By John P. Robinson and Geoffrey Godbey. Pennsylvania State University Press. 367 pp. $24.95
"For the first time since his creation, man will be faced with his real, his permanent problem, how to use his freedom from pressing economic cares, how to occupy the leisure... [and how] to live agreeably and wisely and well." John Maynard Keynes was right, according to Robinson, a sociologist at the University of Maryland, and Godbey, a professor of leisure studies at Pennsylvania State University. In this study of what Americans do all day, the authors conclude that, yes, economic growth and productivity have won for us the leisure that Lord Keynes prophesied in 1928.
But what are the trends in how Americans use their time? We are spending more time visiting art museums, doing needlework, participating in sports, pursuing hobbies, and (above all) watching television—at the expense of caring for children, visiting parks, socializing, reading, exercising, and working. Of all the trends the authors reveal in the period they study (1965–85), the most controversial is the last. Robinson and Godbey are in the minority when they argue that the American work week has shrunk by five hours in 20 years. Other scholars, such as Juliet Schor, Arlie Hochschild, and this reviewer, have pointed to longer working hours and correspondingly fewer leisure hours.

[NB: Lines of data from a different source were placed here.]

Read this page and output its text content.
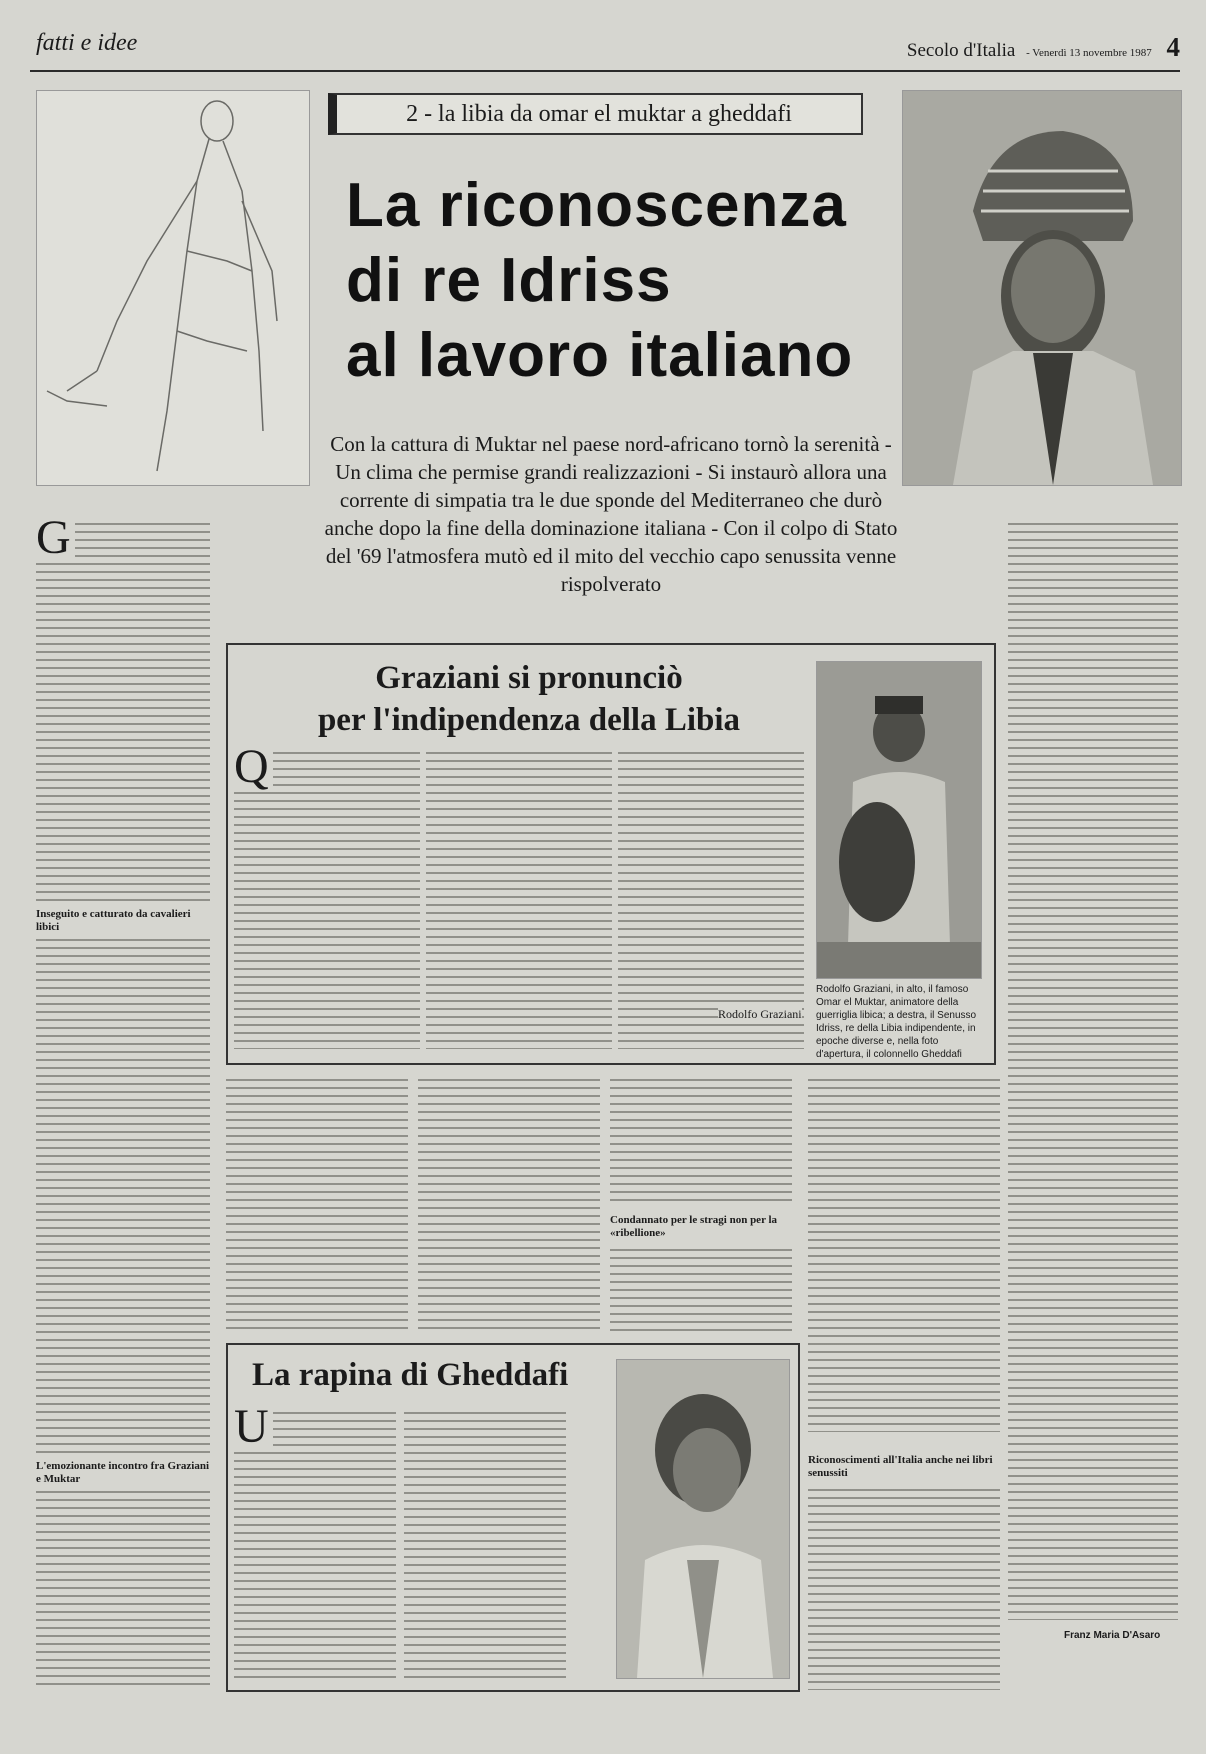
fatti e idee	Secolo d'Italia - Venerdì 13 novembre 1987 4
2 - la libia da omar el muktar a gheddafi
La riconoscenza
di re Idriss
al lavoro italiano
Con la cattura di Muktar nel paese nord-africano tornò la serenità - Un clima che permise grandi realizzazioni - Si instaurò allora una corrente di simpatia tra le due sponde del Mediterraneo che durò anche dopo la fine della dominazione italiana - Con il colpo di Stato del '69 l'atmosfera mutò ed il mito del vecchio capo senussita venne rispolverato
G
Inseguito e catturato da cavalieri libici
L'emozionante incontro fra Graziani e Muktar
Graziani si pronunciò
per l'indipendenza della Libia
Q
Rodolfo Graziani
Rodolfo Graziani, in alto, il famoso Omar el Muktar, animatore della guerriglia libica; a destra, il Senusso Idriss, re della Libia indipendente, in epoche diverse e, nella foto d'apertura, il colonnello Gheddafi
Condannato per le stragi non per la «ribellione»
Riconoscimenti all'Italia anche nei libri senussiti
La rapina di Gheddafi
U
Franz Maria D'Asaro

Social science theory is sufficiently flexible to have it either way. Do the higher wages that accompany economic development coax workers to raise their incomes by spending more hours on the job? Or do rising wages encourage workers to enjoy greater leisure without sacrificing income? When theory predicts diametrically opposed outcomes such as these, only an empirical solution will reveal the truth. Now the fun begins.
Armed with what they refer to as "controversial ideas in all of their quantitative splendor and detail," the authors try to disprove the claim that Americans are working longer, not shorter, hours. The difference turns on the authors’ methodology. While other researchers have relied on published statistics and surveys that ask their informants to recall numbers of hours worked in an earlier period, Robinson and Godbey rely on data obtained from respondents who keep time budgets of activities as they unfold. This data collection method, they maintain, avoids the errors inherent in recalled information.

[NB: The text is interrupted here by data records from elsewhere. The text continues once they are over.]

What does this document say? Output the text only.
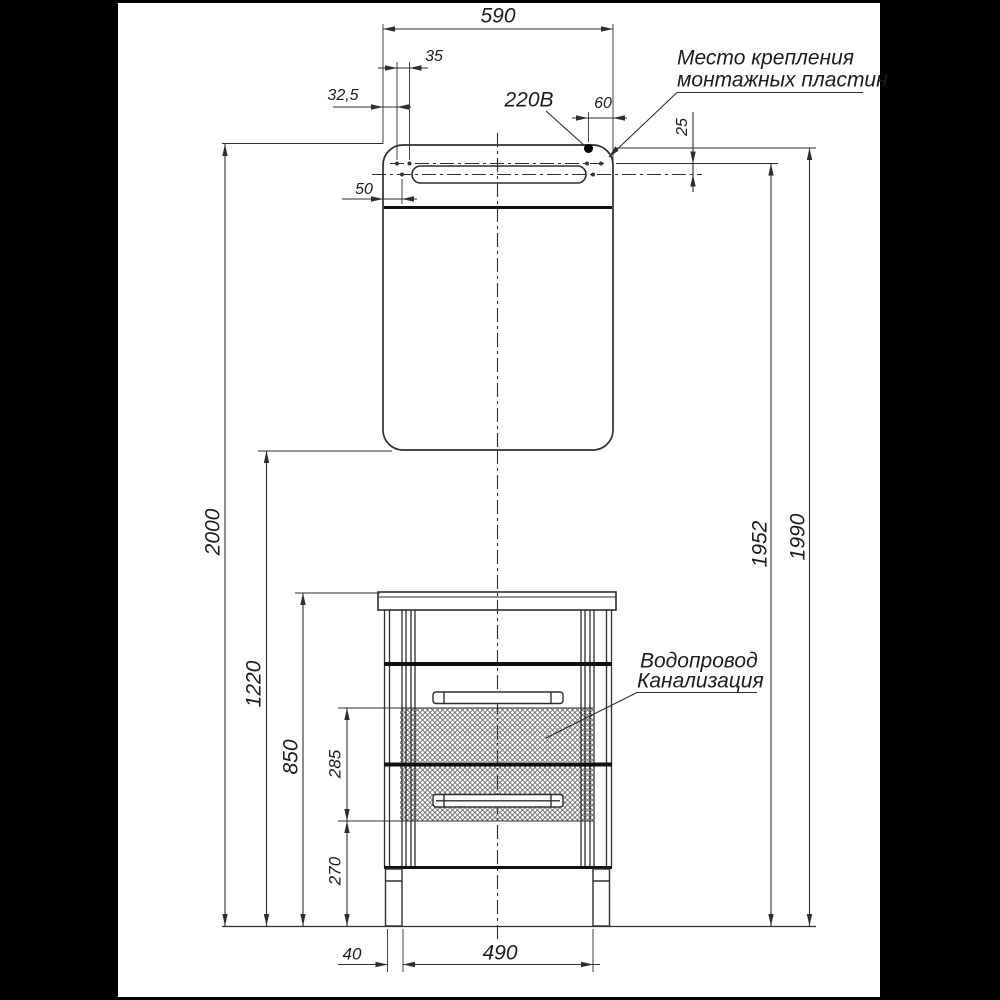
590
35
32,5	220В	60
50
25
2000
1220
850 285
270
1952 1990
40	490
Место крепления
монтажных пластин
Водопровод
Канализация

So far, so good. Yet the authors show a troubling carelessness when it comes to handling even the most straightforward information. For example, they challenge the "questionable belief" held by other researchers that Americans are spending less time reading. Yet their own data reveal that time spent reading dropped by 48 minutes per week—a change considered significant in studies of this kind. Similarly, the authors argue that there has not been a trend away from organized religious activities. Yet their data for matched samples of respondents show a 10 percent decline in time spent in such activities. If these conclusions can be checked against the authors’ own published data, one wonders about the accuracy of those conclusions that cannot.